I’ve been using ColdSpring 1.2 for years now. Yes, it’s a dead project, and yes I did try to migrate to 2.0 a few years back but there were issues that prevented it at the time (is that version dead now too?), but I always liked ColdSpring and its pretty entrenched in a number of apps I’ve developed and there’s never any time or desire from the powers on high to retool it for Wirebox or DI/1.

ColdSpring has always had a real downside for me, though: the sheer amount of time it adds to app reinitialization. In the case of an eCommerce site I’m working on, the app reinit time was a whopping 274 seconds on a very beefy server (8-core, 32GB ram, SSDs). The length of reinit time became critically painful when we moved the site behind CloudFlare which implements a very strict and unconfigurable request timeout of 100 seconds (the fact this is unconfigurable for paying customers to me seems absurd, but there it is). The net effect of this restriction was that it was impossible to know when, or if, the app had successfully reinitialized, as CloudFlare throws in a handy ‘the page didn’t respond in time, oh well’ error.
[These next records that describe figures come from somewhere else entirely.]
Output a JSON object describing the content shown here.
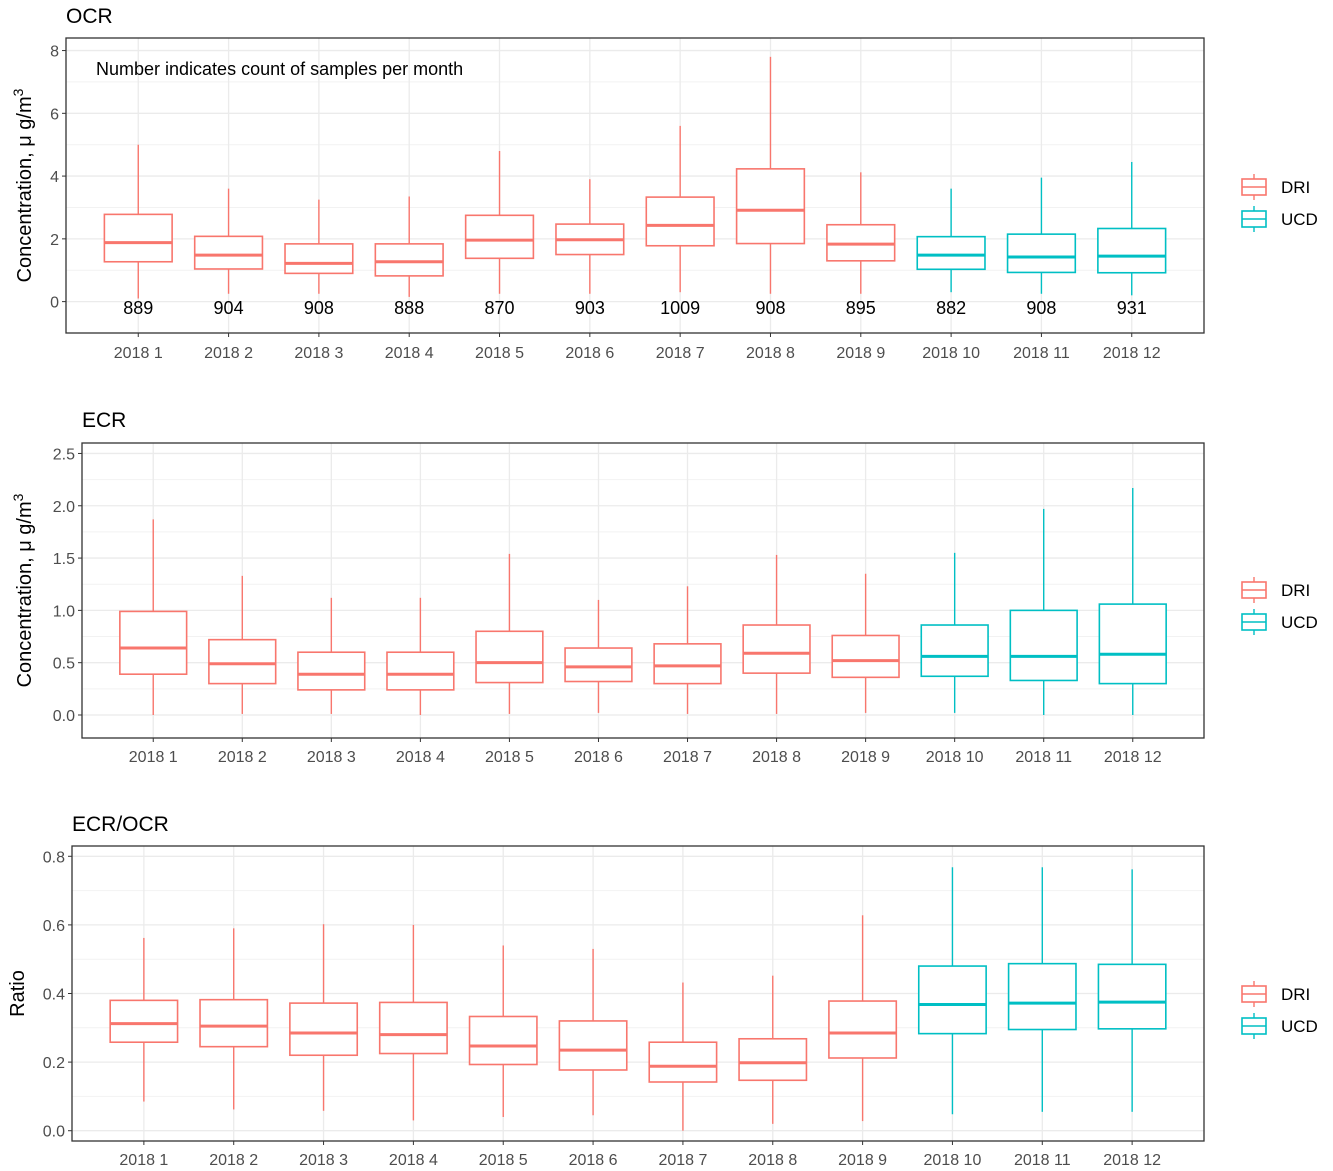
{
  "colors": {
    "DRI": "#F8766D",
    "UCD": "#00BFC4"
  },
  "legend": [
    {
      "key": "DRI",
      "label": "DRI"
    },
    {
      "key": "UCD",
      "label": "UCD"
    }
  ],
  "chart_data": [
    {
      "type": "box",
      "title": "OCR",
      "ylabel_main": "Concentration, μ g/m",
      "ylabel_sup": "3",
      "ylim": [
        -1,
        8.4
      ],
      "yticks": [
        0,
        2,
        4,
        6,
        8
      ],
      "ytick_labels": [
        "0",
        "2",
        "4",
        "6",
        "8"
      ],
      "annotation": "Number indicates count of samples per month",
      "categories": [
        "2018 1",
        "2018 2",
        "2018 3",
        "2018 4",
        "2018 5",
        "2018 6",
        "2018 7",
        "2018 8",
        "2018 9",
        "2018 10",
        "2018 11",
        "2018 12"
      ],
      "counts": [
        "889",
        "904",
        "908",
        "888",
        "870",
        "903",
        "1009",
        "908",
        "895",
        "882",
        "908",
        "931"
      ],
      "groups": [
        "DRI",
        "DRI",
        "DRI",
        "DRI",
        "DRI",
        "DRI",
        "DRI",
        "DRI",
        "DRI",
        "UCD",
        "UCD",
        "UCD"
      ],
      "boxes": [
        {
          "min": 0.1,
          "q1": 1.27,
          "median": 1.88,
          "q3": 2.78,
          "max": 5.0
        },
        {
          "min": 0.25,
          "q1": 1.04,
          "median": 1.48,
          "q3": 2.08,
          "max": 3.6
        },
        {
          "min": 0.25,
          "q1": 0.9,
          "median": 1.22,
          "q3": 1.84,
          "max": 3.25
        },
        {
          "min": 0.15,
          "q1": 0.82,
          "median": 1.27,
          "q3": 1.84,
          "max": 3.35
        },
        {
          "min": 0.25,
          "q1": 1.38,
          "median": 1.96,
          "q3": 2.75,
          "max": 4.8
        },
        {
          "min": 0.25,
          "q1": 1.5,
          "median": 1.97,
          "q3": 2.47,
          "max": 3.9
        },
        {
          "min": 0.3,
          "q1": 1.78,
          "median": 2.43,
          "q3": 3.33,
          "max": 5.6
        },
        {
          "min": 0.25,
          "q1": 1.85,
          "median": 2.91,
          "q3": 4.23,
          "max": 7.8
        },
        {
          "min": 0.25,
          "q1": 1.3,
          "median": 1.83,
          "q3": 2.45,
          "max": 4.12
        },
        {
          "min": 0.3,
          "q1": 1.03,
          "median": 1.48,
          "q3": 2.07,
          "max": 3.6
        },
        {
          "min": 0.25,
          "q1": 0.93,
          "median": 1.42,
          "q3": 2.15,
          "max": 3.95
        },
        {
          "min": 0.2,
          "q1": 0.92,
          "median": 1.45,
          "q3": 2.33,
          "max": 4.45
        }
      ]
    },
    {
      "type": "box",
      "title": "ECR",
      "ylabel_main": "Concentration, μ g/m",
      "ylabel_sup": "3",
      "ylim": [
        -0.22,
        2.6
      ],
      "yticks": [
        0,
        0.5,
        1.0,
        1.5,
        2.0,
        2.5
      ],
      "ytick_labels": [
        "0.0",
        "0.5",
        "1.0",
        "1.5",
        "2.0",
        "2.5"
      ],
      "categories": [
        "2018 1",
        "2018 2",
        "2018 3",
        "2018 4",
        "2018 5",
        "2018 6",
        "2018 7",
        "2018 8",
        "2018 9",
        "2018 10",
        "2018 11",
        "2018 12"
      ],
      "groups": [
        "DRI",
        "DRI",
        "DRI",
        "DRI",
        "DRI",
        "DRI",
        "DRI",
        "DRI",
        "DRI",
        "UCD",
        "UCD",
        "UCD"
      ],
      "boxes": [
        {
          "min": 0.0,
          "q1": 0.39,
          "median": 0.64,
          "q3": 0.99,
          "max": 1.87
        },
        {
          "min": 0.01,
          "q1": 0.3,
          "median": 0.49,
          "q3": 0.72,
          "max": 1.33
        },
        {
          "min": 0.01,
          "q1": 0.24,
          "median": 0.39,
          "q3": 0.6,
          "max": 1.12
        },
        {
          "min": 0.0,
          "q1": 0.24,
          "median": 0.39,
          "q3": 0.6,
          "max": 1.12
        },
        {
          "min": 0.01,
          "q1": 0.31,
          "median": 0.5,
          "q3": 0.8,
          "max": 1.54
        },
        {
          "min": 0.02,
          "q1": 0.32,
          "median": 0.46,
          "q3": 0.64,
          "max": 1.1
        },
        {
          "min": 0.01,
          "q1": 0.3,
          "median": 0.47,
          "q3": 0.68,
          "max": 1.23
        },
        {
          "min": 0.01,
          "q1": 0.4,
          "median": 0.59,
          "q3": 0.86,
          "max": 1.53
        },
        {
          "min": 0.02,
          "q1": 0.36,
          "median": 0.52,
          "q3": 0.76,
          "max": 1.35
        },
        {
          "min": 0.02,
          "q1": 0.37,
          "median": 0.56,
          "q3": 0.86,
          "max": 1.55
        },
        {
          "min": 0.0,
          "q1": 0.33,
          "median": 0.56,
          "q3": 1.0,
          "max": 1.97
        },
        {
          "min": 0.0,
          "q1": 0.3,
          "median": 0.58,
          "q3": 1.06,
          "max": 2.17
        }
      ]
    },
    {
      "type": "box",
      "title": "ECR/OCR",
      "ylabel_main": "Ratio",
      "ylabel_sup": "",
      "ylim": [
        -0.03,
        0.83
      ],
      "yticks": [
        0,
        0.2,
        0.4,
        0.6,
        0.8
      ],
      "ytick_labels": [
        "0.0",
        "0.2",
        "0.4",
        "0.6",
        "0.8"
      ],
      "categories": [
        "2018 1",
        "2018 2",
        "2018 3",
        "2018 4",
        "2018 5",
        "2018 6",
        "2018 7",
        "2018 8",
        "2018 9",
        "2018 10",
        "2018 11",
        "2018 12"
      ],
      "groups": [
        "DRI",
        "DRI",
        "DRI",
        "DRI",
        "DRI",
        "DRI",
        "DRI",
        "DRI",
        "DRI",
        "UCD",
        "UCD",
        "UCD"
      ],
      "boxes": [
        {
          "min": 0.085,
          "q1": 0.258,
          "median": 0.312,
          "q3": 0.38,
          "max": 0.562
        },
        {
          "min": 0.062,
          "q1": 0.245,
          "median": 0.305,
          "q3": 0.382,
          "max": 0.59
        },
        {
          "min": 0.058,
          "q1": 0.22,
          "median": 0.285,
          "q3": 0.372,
          "max": 0.602
        },
        {
          "min": 0.03,
          "q1": 0.225,
          "median": 0.28,
          "q3": 0.374,
          "max": 0.6
        },
        {
          "min": 0.04,
          "q1": 0.193,
          "median": 0.247,
          "q3": 0.333,
          "max": 0.54
        },
        {
          "min": 0.045,
          "q1": 0.177,
          "median": 0.235,
          "q3": 0.32,
          "max": 0.53
        },
        {
          "min": 0.0,
          "q1": 0.142,
          "median": 0.188,
          "q3": 0.258,
          "max": 0.432
        },
        {
          "min": 0.02,
          "q1": 0.147,
          "median": 0.198,
          "q3": 0.268,
          "max": 0.452
        },
        {
          "min": 0.028,
          "q1": 0.212,
          "median": 0.285,
          "q3": 0.378,
          "max": 0.628
        },
        {
          "min": 0.048,
          "q1": 0.283,
          "median": 0.368,
          "q3": 0.48,
          "max": 0.768
        },
        {
          "min": 0.055,
          "q1": 0.295,
          "median": 0.372,
          "q3": 0.487,
          "max": 0.768
        },
        {
          "min": 0.055,
          "q1": 0.297,
          "median": 0.375,
          "q3": 0.485,
          "max": 0.762
        }
      ]
    }
  ]
}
I knew the reinit sluggishness was in ColdSpring, since I had isolated ColdSpring functionality as the root cause in another app, but I had never ended up digging too deeply since I guess I just felt it was a burden to be borne for the sake of using an IOC framework (this is several years ago). But faced with very real and unalterable request timeout restrictions I now had no choice but to give it another go.
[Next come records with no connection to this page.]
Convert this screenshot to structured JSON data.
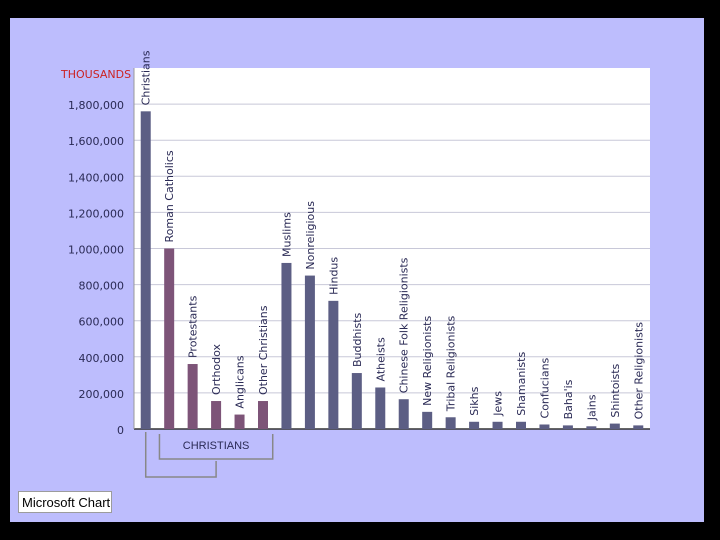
{
  "chart_data": {
    "type": "bar",
    "unit_label": "THOUSANDS",
    "ylim": [
      0,
      2000000
    ],
    "y_ticks": [
      "0",
      "200,000",
      "400,000",
      "600,000",
      "800,000",
      "1,000,000",
      "1,200,000",
      "1,400,000",
      "1,600,000",
      "1,800,000"
    ],
    "y_tick_values": [
      0,
      200000,
      400000,
      600000,
      800000,
      1000000,
      1200000,
      1400000,
      1600000,
      1800000
    ],
    "categories": [
      "Christians",
      "Roman Catholics",
      "Protestants",
      "Orthodox",
      "Anglicans",
      "Other Christians",
      "Muslims",
      "Nonreligious",
      "Hindus",
      "Buddhists",
      "Atheists",
      "Chinese Folk Religionists",
      "New Religionists",
      "Tribal Religionists",
      "Sikhs",
      "Jews",
      "Shamanists",
      "Confucians",
      "Baha'is",
      "Jains",
      "Shintoists",
      "Other Religionists"
    ],
    "values": [
      1760000,
      1000000,
      360000,
      155000,
      80000,
      155000,
      920000,
      850000,
      710000,
      310000,
      230000,
      165000,
      95000,
      65000,
      40000,
      40000,
      40000,
      25000,
      20000,
      15000,
      30000,
      20000
    ],
    "group_label": "CHRISTIANS",
    "colors": {
      "main": "#5c5e84",
      "christian_sub": "#7d5478",
      "plot_bg": "#ffffff",
      "grid": "#c8c8d8",
      "axis_text": "#2a2a55",
      "unit_label": "#cc2222"
    }
  },
  "caption": "Microsoft Chart"
}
And……succeeded. The culprit? AOP. I’ve always used the aspect oriented programming feature of ColdSpring to implement page-level security. Essentially, in my apps all page urls are aliases stored in a db, resolved on demand and routed to the appropriate controller. Each of these page aliases has optional security role requirements which must be evaluated for the current user to determine whether they can access the url or not. This is an ideal situation for AOP. And this was the ONLY thing I was using AOP for. Unfortunately for my ideal use of AOP, I had narrowed down the lag to ColdSpring’s AOP handling for my controllers, and after removing the app’s reliance on AOP and moving the relevant security-evaluation code into the single component actually handling request routing, reinit time went from 4 minutes down to 12 seconds. 12 seconds. From 4 minutes. Blech.

I still like ColdSpring 1.2 and would use it again, even as old and dead as it is, but if I do I won’t be using ColdSpring’s AOP features. The cost to any non-trivial app is just too high at init time.